A good place to start is trying to learn students’ names which may be difficult in large classes.  I’ve seen faculty in my department videotape students’ introductions so they can watch them and memorize the students’ names.  Mary Clement (2008) recommends arriving early to class and asking students to introduce themselves and pick up a syllabus.  I like this tip because students say their names first and I don’t have to guess how to pronounce them.  As I check their names off the class roster, I make notes about how to correctly say their names.  Did you know that you can see student photos in the Starfish link in Blackboard?  This might be helpful in connecting names with faces.

Like many faculty, I ask students to fill out a questionnaire with information such as their name, major, goals, contact information, something that will help me learn your name, hobbies, interests, what helps you learn, etc.  Learning more about your students might help you get to know them a bit and suggest ways to help them understand the content.  For example, if you learn that you have a lot of nursing majors in your class, you might think about examples that involve nursing.

Icebreakers are great too.  Icebreakers can help students’ learn each others’ names.  I’ve used the Human Scavenger Hunt to successfully get students to identify their previous experiences with the course content.  For example, in my graduate Employee Development class, I’ve given students a sheet listing things like:  Participated in online training, Received performance appraisal feedback, Designed an employee training program, etc.  and asked them to find someone in class who has had that experience and ask students to sign their names by their experiences.  Students have to get up and move around and ask people about their employee development experiences.  It’s a fun way to help students identify their relevant past experiences and start thinking about the course content. Elizabeth Barkley’s book, Student Engagement Techniques, has several other ideas for icebreakers. 

The Syllabus

Kevin Gannon (aka The Tattooed Professor) had an interesting piece in The Chronicle of Higher Education recently called “The Absolute Worst Way to Start the Semester.”  He observes that on the first day of class, many faculty distribute the syllabus, make a few comments, and let students go after 10 or 15 minutes.  He suggests several ideas about better ways to start your class.
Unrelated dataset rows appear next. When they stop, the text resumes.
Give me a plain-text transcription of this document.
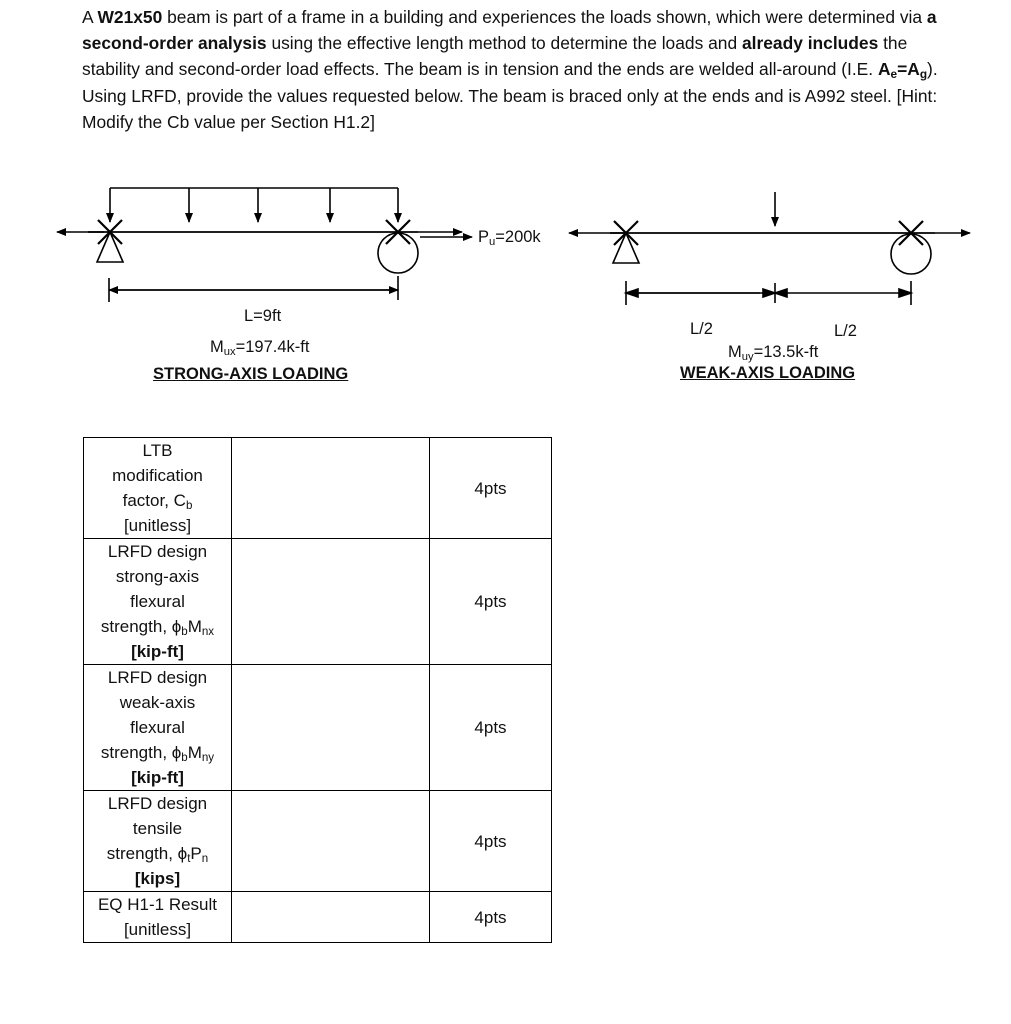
A W21x50 beam is part of a frame in a building and experiences the loads shown, which were determined via a second-order analysis using the effective length method to determine the loads and already includes the stability and second-order load effects. The beam is in tension and the ends are welded all-around (I.E. $A_e=A_g$). Using LRFD, provide the values requested below. The beam is braced only at the ends and is A992 steel. [Hint: Modify the Cb value per Section H1.2]
L=9ft
$M_{ux}=197.4k-ft$
STRONG-AXIS LOADING
$P_u=200k$
L/2	L/2
$M_{uy}=13.5k-ft$
WEAK-AXIS LOADING
LTB
modification
factor, $C_b$
[unitless]		4pts

LRFD design
strong-axis
flexural
strength, $\phi_bM_{nx}$
[kip-ft]		4pts

LRFD design
weak-axis
flexural
strength, $\phi_bM_{ny}$
[kip-ft]		4pts

LRFD design
tensile
strength, $\phi_tP_n$
[kips]		4pts

EQ H1-1 Result
[unitless]		4pts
To encourage students to read and learn what’s on the syllabus, he suggests announcing that there will be an upcoming quiz over the syllabus. Another suggestion is putting students into groups and asking them to generate questions about the class prior to distributing the syllabus.  Then, distribute the syllabus and ask students to answer as many of their questions as they can from the syllabus.  Class discussion can focus on any unanswered questions (Gannon, 2016).  This can also give you some helpful feedback about your syllabus—what’s clear and what’s not, things that you left out, etc.  A related benefit is that students see that the syllabus is a place to look for answers to their questions.

Creating Expectations

On the first day of class, you need to establish what types of class behaviors are acceptable.  You can give them a list of expected behaviors.  Alternatively, you might consider allowing students to generate the rules for the class.  The first time I tried this, I was surprised at how closely student-generated rules matched the rules I would have set for the class. A benefit of this approach that Kevin Gannon notes is that when you are pressed to remind students of the rules, they are the class’ rules, not just yours.

Conclusion

I hope that all of your classes get off on the right track.  Feel free to share any first day activities you like with us below.

References

Ambady, N., & Rosenthal, R. (1993). Half a minute: Predicting teacher evaluations from thin slices of nonverbal behavior and physical attractiveness. Journal of Personality and Social Psychology, 64(3), 431-441.

Barkley, E. F. (2010). Student Engagement Techniques: A Handbook for College Faculty. San Francisco:  John Wiley & Sons.

Clement, M.  (June 10, 2008).  How to make the first day and the rest of the semester successfulFaculty Focus,

Gannon, K. (August 4, 2016).  The absolute worst way to start the semesterThe Chronicle of Higher Education.